Una final por los suelos
El árbitro brasileño estaba encantado de haberse conocido, plagado de gestos para la tele
El partido se disputó, pero no se jugó. Imperaba la ley del hombre al suelo que gobierna siempre las disputas; el fútbol se rige por el balón al suelo, llámese césped o pasto. Menos aún si quien gobierna la disputa, no el fútbol, es un tipo encantado de haberse conocido, plagado de gestos para la tele, un árbitro de esos que entienden el diálogo como una disculpa permanente con la garantía de atraer las cámaras hacia su calva morena y reluciente. Antes de acabar la primera mitad, ya se había cargado a dos contendientes (Marcelo Díaz y Rojo) con la rigurosidad de los mediocres: ni la segunda tarjeta de Marcelo Díaz fue falta ni la de Rojo tan alevosa como para el máximo castigo. Tan feliz estaba el árbitro brasileño con sus gestos, diálogos y aspavientos (propios de la ópera bufa) que no entendió lo que necesitaba el partido: calma, ducha, vestuario... y alargó la disputa, que no el partido, más de cinco minutos.
A Argentina le pasa como a Brasil: hace tiempo que dejó de ser ella misma
Las disputas nacen de las rencillas tanto como del miedo. Rencillas había alguna desde la anterior final y el miedo fluía a raudales. Había que descontar el primer tiempo del precio de las entradas. El cielo se le cayó encima a Medel cuando erró un control siendo el último hombre, pero Higuaín lo devolvió a su sitio errando un gol imperdonable. La jugada no valía el precio de media entrada.
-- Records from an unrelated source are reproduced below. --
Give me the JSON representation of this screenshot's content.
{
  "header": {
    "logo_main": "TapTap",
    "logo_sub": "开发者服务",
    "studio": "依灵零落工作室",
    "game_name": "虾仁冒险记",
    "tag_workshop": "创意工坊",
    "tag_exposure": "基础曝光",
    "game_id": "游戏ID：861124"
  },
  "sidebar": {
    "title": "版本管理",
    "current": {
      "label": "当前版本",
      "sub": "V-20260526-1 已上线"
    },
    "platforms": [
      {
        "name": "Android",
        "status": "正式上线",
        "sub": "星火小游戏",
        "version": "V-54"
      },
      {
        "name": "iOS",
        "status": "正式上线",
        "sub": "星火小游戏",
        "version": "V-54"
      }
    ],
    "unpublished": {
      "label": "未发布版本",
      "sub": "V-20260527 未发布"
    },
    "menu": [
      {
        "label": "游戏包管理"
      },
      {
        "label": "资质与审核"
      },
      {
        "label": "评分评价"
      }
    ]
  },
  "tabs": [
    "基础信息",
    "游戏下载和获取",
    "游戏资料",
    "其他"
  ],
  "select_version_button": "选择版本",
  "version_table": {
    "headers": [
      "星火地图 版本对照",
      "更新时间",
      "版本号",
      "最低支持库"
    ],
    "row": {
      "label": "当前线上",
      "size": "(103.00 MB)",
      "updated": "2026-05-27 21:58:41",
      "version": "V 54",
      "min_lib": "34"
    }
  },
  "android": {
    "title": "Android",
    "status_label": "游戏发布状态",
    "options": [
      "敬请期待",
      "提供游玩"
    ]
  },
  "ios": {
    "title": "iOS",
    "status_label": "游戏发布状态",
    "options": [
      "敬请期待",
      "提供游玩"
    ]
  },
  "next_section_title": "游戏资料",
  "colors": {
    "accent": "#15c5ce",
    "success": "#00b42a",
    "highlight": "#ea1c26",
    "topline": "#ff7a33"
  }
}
El otro medio fue un combate entre Messi y Chile. Argentina tiene poco talento, pero a Messi le sobra. Chile reparte su talento entre futbolistas como Alexis, Vidal y Aránguiz. Una desigualdad numérica, pero con Messi de por medio la aritmética no sirve. En ambas cosas, el partido, o sea la disputa, sí se pareció al fútbol. Chile presiona de memoria, es decir, no pierde la posesión; Argentina presiona con el alma, o sea a veces pierde la posición, los nervios y la cabeza. Mercado y Funes Mori perdieron las tres cosas. Nada vio el árbitro, más preocupado por la posición de las cámaras.
A Argentina le pasa como a Brasil: hace tiempo que dejó de ser ella misma. Sus centrocampistas trotan y corren, es decir disputan, por las buenas o por las malas. El resto es cosa de Messi y, en algunos casos de Banega o Kun Agüero. Chile sí es fiel a sí misma: control, presión, velocidad y espíritu colectivo. Por eso las ocasiones argentinas fueron de Agüero y las de Chile tenían que ver, por ejemplo, con las incursiones de los laterales. Lo individual frente a lo colectivo. Pero entre lo uno y lo otro se construyó una final muy pequeña para un torneo muy grande. Incluso en los penaltis fallaron los buenos: Messi y Vidal. Un final y una final a la altura del juego, es decir, por los suelos.